Over 1,000 community leaders, state and local policymakers, and community development practitioners from across the country will connect to learn and share innovative vacancy solutions. The knowledge shared at these gatherings spreads to communities everywhere, creating a network of transformation that spans the continent.

The Human Connection

The Human Connection (image credits: flickr)
The Human Connection (image credits: flickr)

Behind every successful lot transformation is a web of human connections that extends far beyond the fence line. In summary, community gardens provide numerous benefits: they offer access to fresh produce, enhance neighborhood aesthetics, and foster community spirit. However, they do come with challenges such as maintenance responsibilities and the need for community involvement.

Help cities save money through storm water retention and purification · Help keep food and yard waste out of landfills (when they compost) Support neighborhood economic development by increasing property values · Provide educational opportunities for kids, adults, and seniors · Act as a beacon of permanence for traditionally transient communities · Promote individual health by offering physical activity, stress relief, and a connection to nature · Promote public health by giving people a space to congregate and define themselves as a community.

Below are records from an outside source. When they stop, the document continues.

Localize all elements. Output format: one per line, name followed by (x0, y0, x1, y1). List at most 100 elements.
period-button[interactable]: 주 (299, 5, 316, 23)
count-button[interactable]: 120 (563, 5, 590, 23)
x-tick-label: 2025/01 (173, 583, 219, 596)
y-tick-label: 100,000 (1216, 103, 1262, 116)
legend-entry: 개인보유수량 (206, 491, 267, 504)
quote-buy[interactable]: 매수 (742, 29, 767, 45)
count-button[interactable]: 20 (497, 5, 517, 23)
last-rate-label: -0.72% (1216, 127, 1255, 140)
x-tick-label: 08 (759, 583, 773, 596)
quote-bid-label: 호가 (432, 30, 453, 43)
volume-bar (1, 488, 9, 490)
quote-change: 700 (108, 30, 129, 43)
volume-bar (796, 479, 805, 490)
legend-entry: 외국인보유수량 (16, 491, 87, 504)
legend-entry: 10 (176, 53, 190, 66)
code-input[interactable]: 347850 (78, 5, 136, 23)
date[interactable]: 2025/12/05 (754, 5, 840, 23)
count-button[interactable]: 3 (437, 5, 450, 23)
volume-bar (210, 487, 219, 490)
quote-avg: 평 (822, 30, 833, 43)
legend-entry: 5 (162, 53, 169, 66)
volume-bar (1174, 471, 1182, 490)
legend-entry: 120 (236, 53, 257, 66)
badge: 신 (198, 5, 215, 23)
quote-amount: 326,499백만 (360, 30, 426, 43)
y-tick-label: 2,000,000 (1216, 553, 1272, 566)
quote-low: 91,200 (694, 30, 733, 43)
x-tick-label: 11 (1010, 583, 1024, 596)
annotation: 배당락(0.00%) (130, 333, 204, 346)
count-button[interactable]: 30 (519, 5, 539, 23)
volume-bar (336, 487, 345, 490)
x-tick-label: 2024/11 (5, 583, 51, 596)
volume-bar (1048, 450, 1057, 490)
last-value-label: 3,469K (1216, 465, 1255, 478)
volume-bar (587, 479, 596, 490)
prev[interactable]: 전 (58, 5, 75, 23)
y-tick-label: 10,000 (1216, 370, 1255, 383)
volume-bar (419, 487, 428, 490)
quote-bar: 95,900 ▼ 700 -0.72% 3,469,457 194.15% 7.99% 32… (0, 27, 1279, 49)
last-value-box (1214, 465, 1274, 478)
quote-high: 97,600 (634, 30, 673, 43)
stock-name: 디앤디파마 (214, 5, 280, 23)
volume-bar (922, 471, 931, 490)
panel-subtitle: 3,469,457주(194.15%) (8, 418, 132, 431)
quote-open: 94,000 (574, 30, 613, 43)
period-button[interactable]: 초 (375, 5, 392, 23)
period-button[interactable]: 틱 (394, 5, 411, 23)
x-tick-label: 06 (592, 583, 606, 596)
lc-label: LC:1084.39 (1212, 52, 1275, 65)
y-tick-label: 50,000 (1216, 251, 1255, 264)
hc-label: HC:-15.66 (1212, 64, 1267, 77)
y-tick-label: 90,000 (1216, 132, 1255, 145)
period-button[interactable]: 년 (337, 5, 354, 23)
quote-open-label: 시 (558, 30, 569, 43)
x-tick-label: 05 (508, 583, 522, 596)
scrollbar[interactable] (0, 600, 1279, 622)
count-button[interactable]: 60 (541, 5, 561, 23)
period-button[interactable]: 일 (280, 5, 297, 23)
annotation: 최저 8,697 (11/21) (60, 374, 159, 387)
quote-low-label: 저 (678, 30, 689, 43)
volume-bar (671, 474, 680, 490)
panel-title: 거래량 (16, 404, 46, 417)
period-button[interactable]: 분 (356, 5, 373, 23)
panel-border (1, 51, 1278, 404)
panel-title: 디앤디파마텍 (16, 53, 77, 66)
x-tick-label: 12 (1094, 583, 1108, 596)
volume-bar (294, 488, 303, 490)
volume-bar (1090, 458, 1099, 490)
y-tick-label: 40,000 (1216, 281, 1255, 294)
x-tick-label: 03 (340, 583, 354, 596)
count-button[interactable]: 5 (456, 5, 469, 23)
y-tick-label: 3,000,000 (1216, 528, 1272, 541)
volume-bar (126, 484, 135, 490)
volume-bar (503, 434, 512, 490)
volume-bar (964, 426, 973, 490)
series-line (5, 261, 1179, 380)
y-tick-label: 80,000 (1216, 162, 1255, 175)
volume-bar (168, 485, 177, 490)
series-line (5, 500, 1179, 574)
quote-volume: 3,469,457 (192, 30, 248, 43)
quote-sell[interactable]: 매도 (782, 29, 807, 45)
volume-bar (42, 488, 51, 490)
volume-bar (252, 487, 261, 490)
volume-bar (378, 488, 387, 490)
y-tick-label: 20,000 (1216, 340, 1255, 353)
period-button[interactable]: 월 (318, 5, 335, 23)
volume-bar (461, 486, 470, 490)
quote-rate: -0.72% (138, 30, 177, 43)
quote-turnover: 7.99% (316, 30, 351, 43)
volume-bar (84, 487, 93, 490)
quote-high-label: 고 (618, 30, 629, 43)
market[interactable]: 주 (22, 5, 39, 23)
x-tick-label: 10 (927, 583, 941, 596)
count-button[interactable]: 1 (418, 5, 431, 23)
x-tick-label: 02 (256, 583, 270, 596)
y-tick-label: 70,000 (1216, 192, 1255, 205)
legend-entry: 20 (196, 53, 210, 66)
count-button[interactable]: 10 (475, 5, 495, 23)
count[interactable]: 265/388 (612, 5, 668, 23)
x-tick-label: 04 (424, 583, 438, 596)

These gardens become the beating heart of neighborhoods that had forgotten how to pulse with life.

The Future of Forgotten Spaces

The Future of Forgotten Spaces (image credits: pixabay)
The Future of Forgotten Spaces (image credits: pixabay)

As more communities discover the power of transformation, the movement continues to evolve and adapt. In June, a bill was passed by the Pennsylvania State Senate to offer more vacant lots for gardening and provide an easier pathway for people to own the land under existing gardens. Jenny Greenberg, executive director of Neighborhood Gardens Trust, which supported the bill, welcomed the passing, especially since she said some people are “squatting” and starting gardens on lots without legal permission. The bill still needs to pass the state house, but, if successful, it will allow for adverse possession, granting ownership of a space if gardeners can prove they continuously used the land for at least 10 years.

Community-driven initiatives can breathe new life into these lots, fostering collaboration among residents and cultivating a sense of pride and ownership. The future belongs to communities that refuse to accept decay as permanent, that see possibility where others see problems, and that understand that the most powerful tool for change isn’t money or government programs—it’s neighbors working together.

When you drive through a neighborhood transformed by these efforts, you’ll notice something that statistics can’t capture: the sound of children playing, the sight of neighbors chatting over garden fences, the smell of fresh herbs growing where trash once accumulated. The abandoned lot didn’t just get cleaned up—it became the catalyst for everything that followed. What started as one person’s frustration with an eyesore became a community’s discovery of its own power to create change. Isn’t that exactly what we need more of in our cities today?